Rainforest, hiking and diving

Lemurs, baobabs, rainforest, desert, hiking and diving: Madagascar is a dream destination for outdoors enthusiasts – half the fun is getting to all these incredible attractions.

Epic Landscapes

The remarkable fauna and flora is matched by epic landscapes of an incredible diversity: you can go from rainforest to desert in just 300km. Few places on Earth offer such an intense kaleidoscope of nature. There are sandstone canyons, limestone karsts, mountains, fertile hills cascading with terraced rice paddies, forests of every kind – rain, dry, spiny – and a laterite-rich soil that gave the country its nickname of 'Red Island'. With 5000km of coastline, the sea is never very far, turquoise and idyllic in places, dangerous in others.

Wild World

Madagascar is unique: 5% of all known animal and plant species can be found here, and here alone.
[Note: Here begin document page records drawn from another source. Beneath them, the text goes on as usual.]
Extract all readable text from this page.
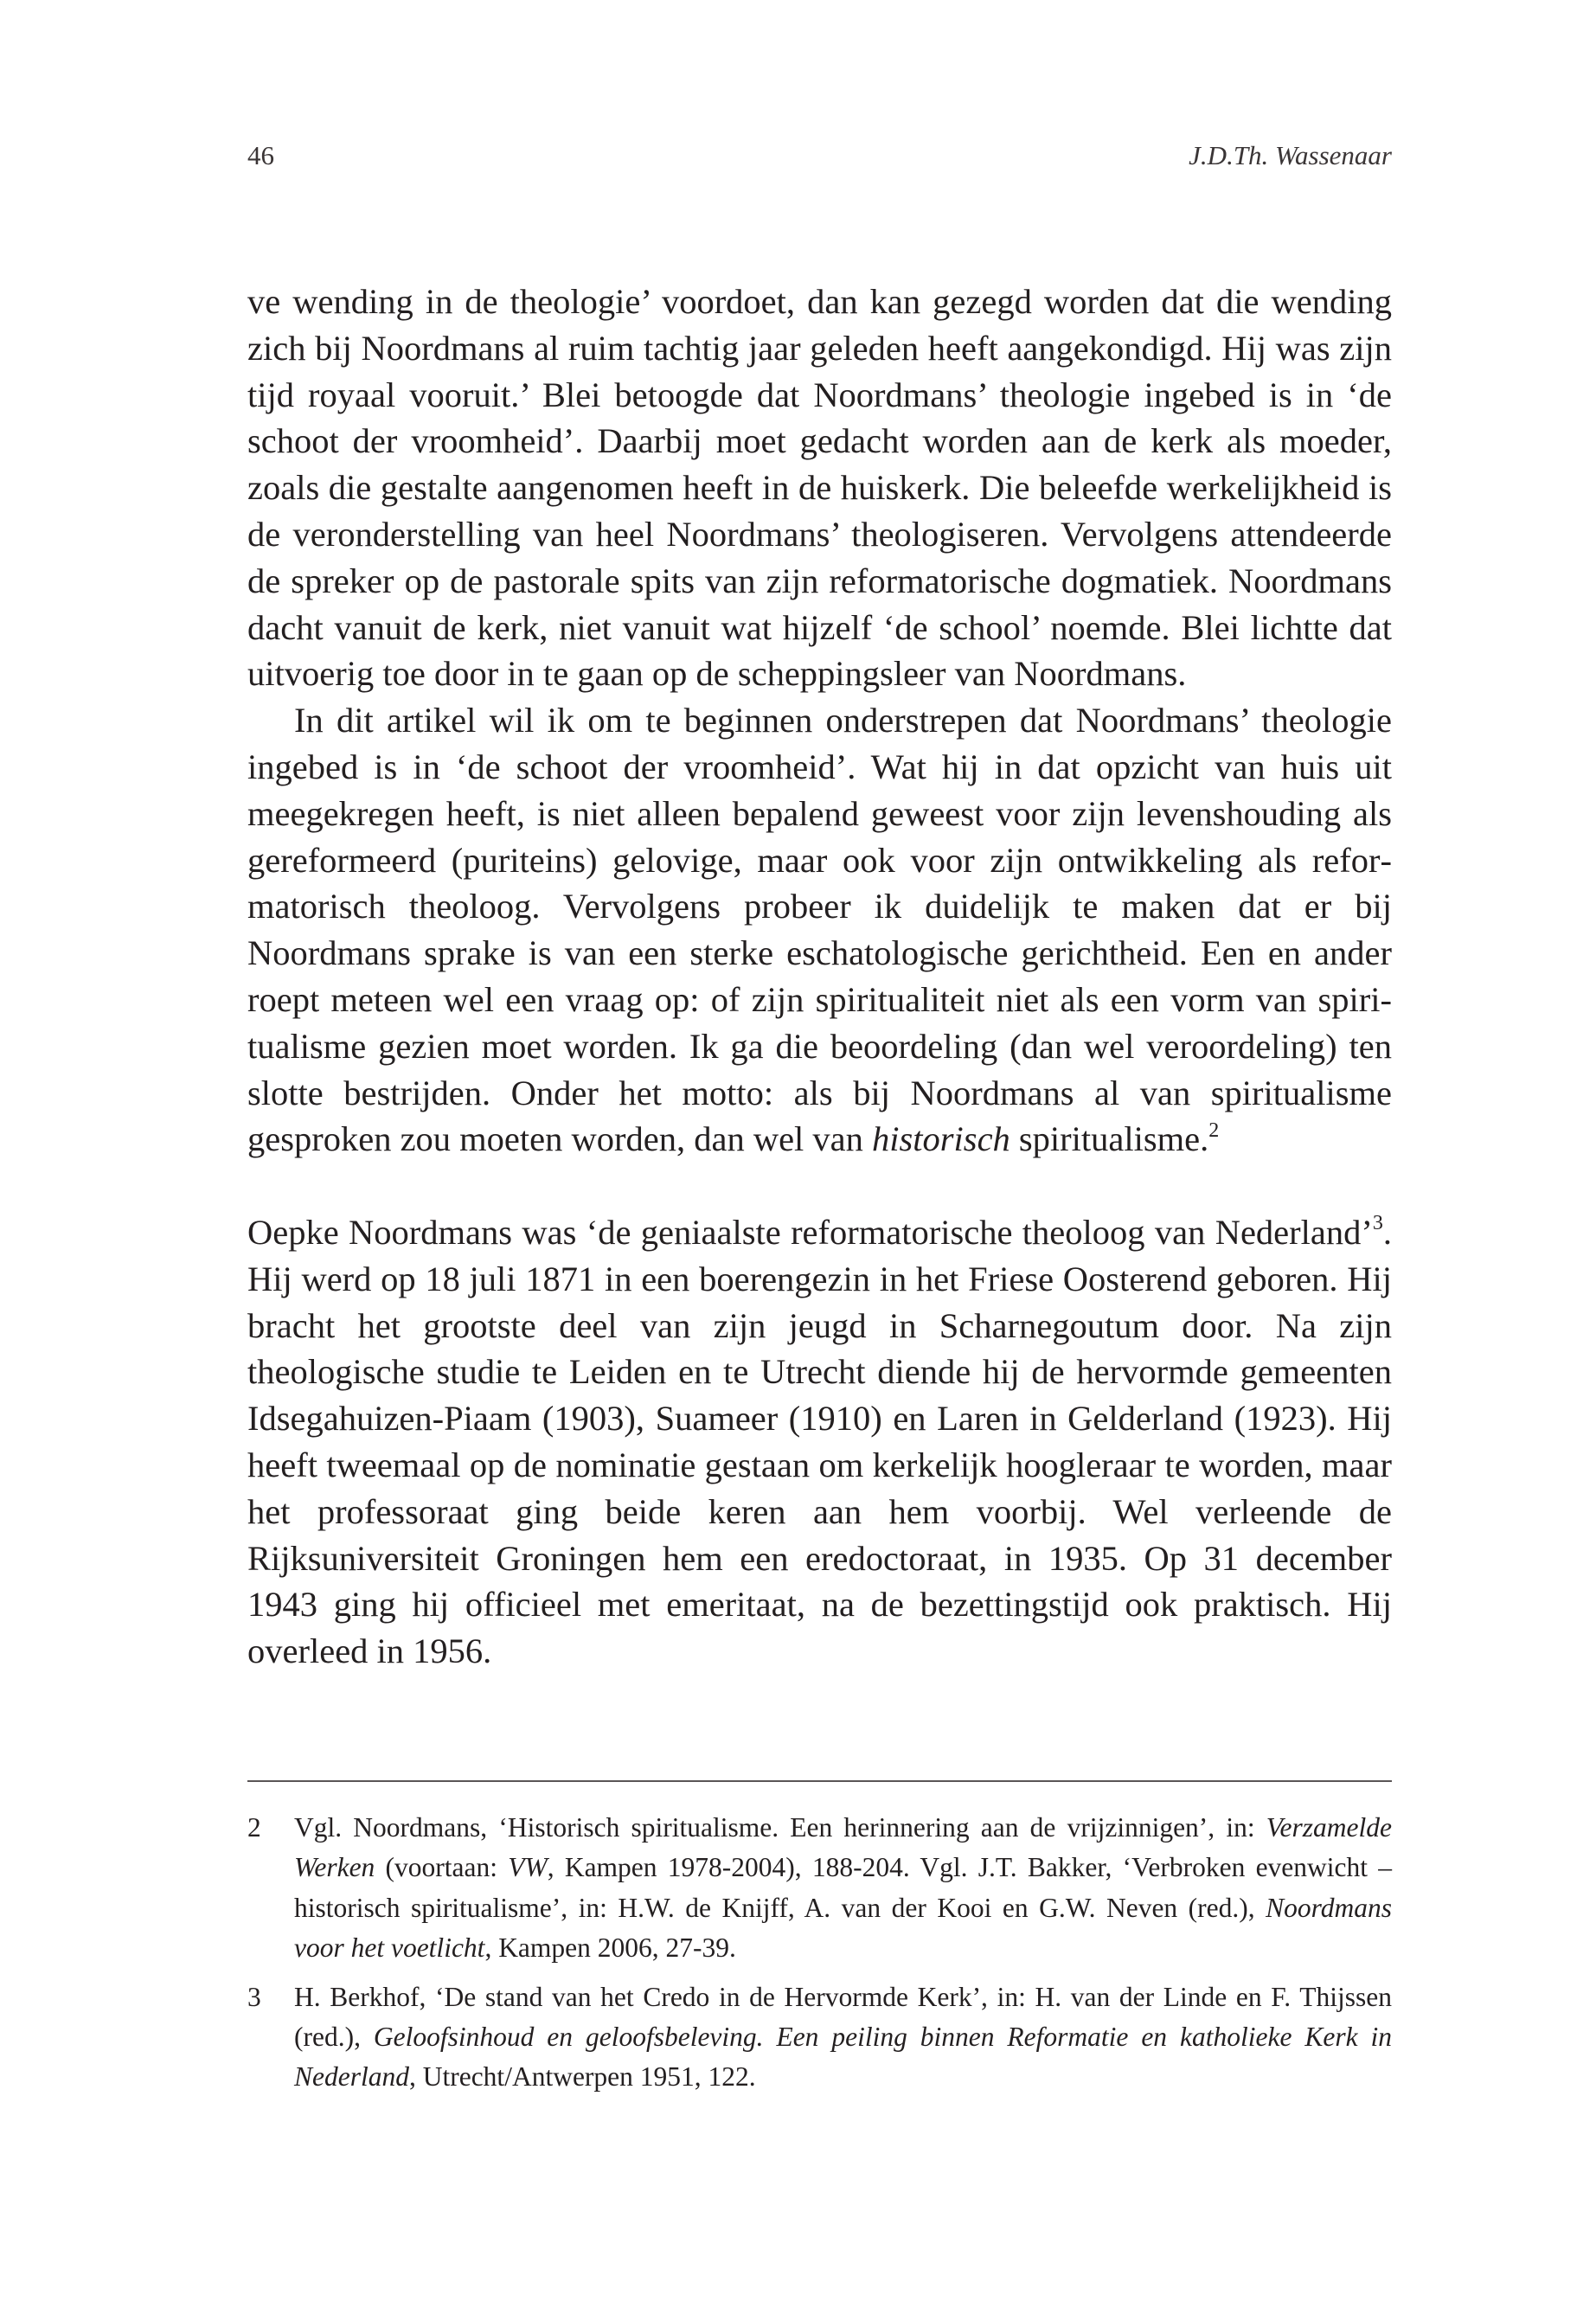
46	J.D.Th. Wassenaar

ve wending in de theologie’ voordoet, dan kan gezegd worden dat die wending zich bij Noordmans al ruim tachtig jaar geleden heeft aangekondigd. Hij was zijn tijd royaal vooruit.’ Blei betoogde dat Noordmans’ theologie ingebed is in ‘de schoot der vroomheid’. Daarbij moet gedacht worden aan de kerk als moeder, zoals die gestalte aangenomen heeft in de huiskerk. Die beleefde werkelijkheid is de veronderstelling van heel Noordmans’ theologiseren. Vervolgens attendeerde de spreker op de pastorale spits van zijn reformatorische dogmatiek. Noordmans dacht vanuit de kerk, niet vanuit wat hijzelf ‘de school’ noemde. Blei lichtte dat uitvoerig toe door in te gaan op de scheppingsleer van Noordmans.

In dit artikel wil ik om te beginnen onderstrepen dat Noordmans’ theologie ingebed is in ‘de schoot der vroomheid’. Wat hij in dat opzicht van huis uit meegekregen heeft, is niet alleen bepalend geweest voor zijn levenshouding als gereformeerd (puriteins) gelovige, maar ook voor zijn ontwikkeling als reformatorisch theoloog. Vervolgens probeer ik duidelijk te maken dat er bij Noordmans sprake is van een sterke eschatologische gerichtheid. Een en ander roept meteen wel een vraag op: of zijn spiritualiteit niet als een vorm van spiritualisme gezien moet worden. Ik ga die beoordeling (dan wel veroordeling) ten slotte bestrijden. Onder het motto: als bij Noordmans al van spiritualisme gesproken zou moeten worden, dan wel van historisch spiritualisme.$^2$

Oepke Noordmans was ‘de geniaalste reformatorische theoloog van Nederland’$^3$. Hij werd op 18 juli 1871 in een boerengezin in het Friese Oosterend geboren. Hij bracht het grootste deel van zijn jeugd in Scharnegoutum door. Na zijn theologische studie te Leiden en te Utrecht diende hij de hervormde gemeenten Idsegahuizen-Piaam (1903), Suameer (1910) en Laren in Gelderland (1923). Hij heeft tweemaal op de nominatie gestaan om kerkelijk hoogleraar te worden, maar het professoraat ging beide keren aan hem voorbij. Wel verleende de Rijksuniversiteit Groningen hem een eredoctoraat, in 1935. Op 31 december 1943 ging hij officieel met emeritaat, na de bezettingstijd ook praktisch. Hij overleed in 1956.

2 Vgl. Noordmans, ‘Historisch spiritualisme. Een herinnering aan de vrijzinnigen’, in: Verzamelde Werken (voortaan: VW, Kampen 1978-2004), 188-204. Vgl. J.T. Bakker, ‘Verbroken evenwicht – historisch spiritualisme’, in: H.W. de Knijff, A. van der Kooi en G.W. Neven (red.), Noordmans voor het voetlicht, Kampen 2006, 27-39.
3 H. Berkhof, ‘De stand van het Credo in de Hervormde Kerk’, in: H. van der Linde en F. Thijssen (red.), Geloofsinhoud en geloofsbeleving. Een peiling binnen Reformatie en katholieke Kerk in Nederland, Utrecht/Antwerpen 1951, 122.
The island's signature animal is the lemur of course, but there are many more weird and wonderful creatures: the eerie-looking fossa (a cat-like predator), colourful and camouflaged chameleons, oddly shaped insects, vivid frogs, graceful rays and turtles, several species of sharks, and humpback whales during the winter months. Trees and plants are just as impressive, be they the distinctively shaped baobabs, the fanning ravinala (travellers' palm), the hundreds of orchids or the spiny forests of the desert south.

Cultural Insights

Madagascar has been populated by successive waves of migrants from various corners of the Indian Ocean. This cultural melting pot has evolved into an intricate set of beliefs and rituals that revere ancestors’ spirits. For travellers, attending a famadihana (traditional exhumation and reburial when relatives can communicate with their forebears) can be the highlight of a trip. There is much history to discover, too, from Antananarivo's sacred hills to the pirate history of Île Sainte Marie.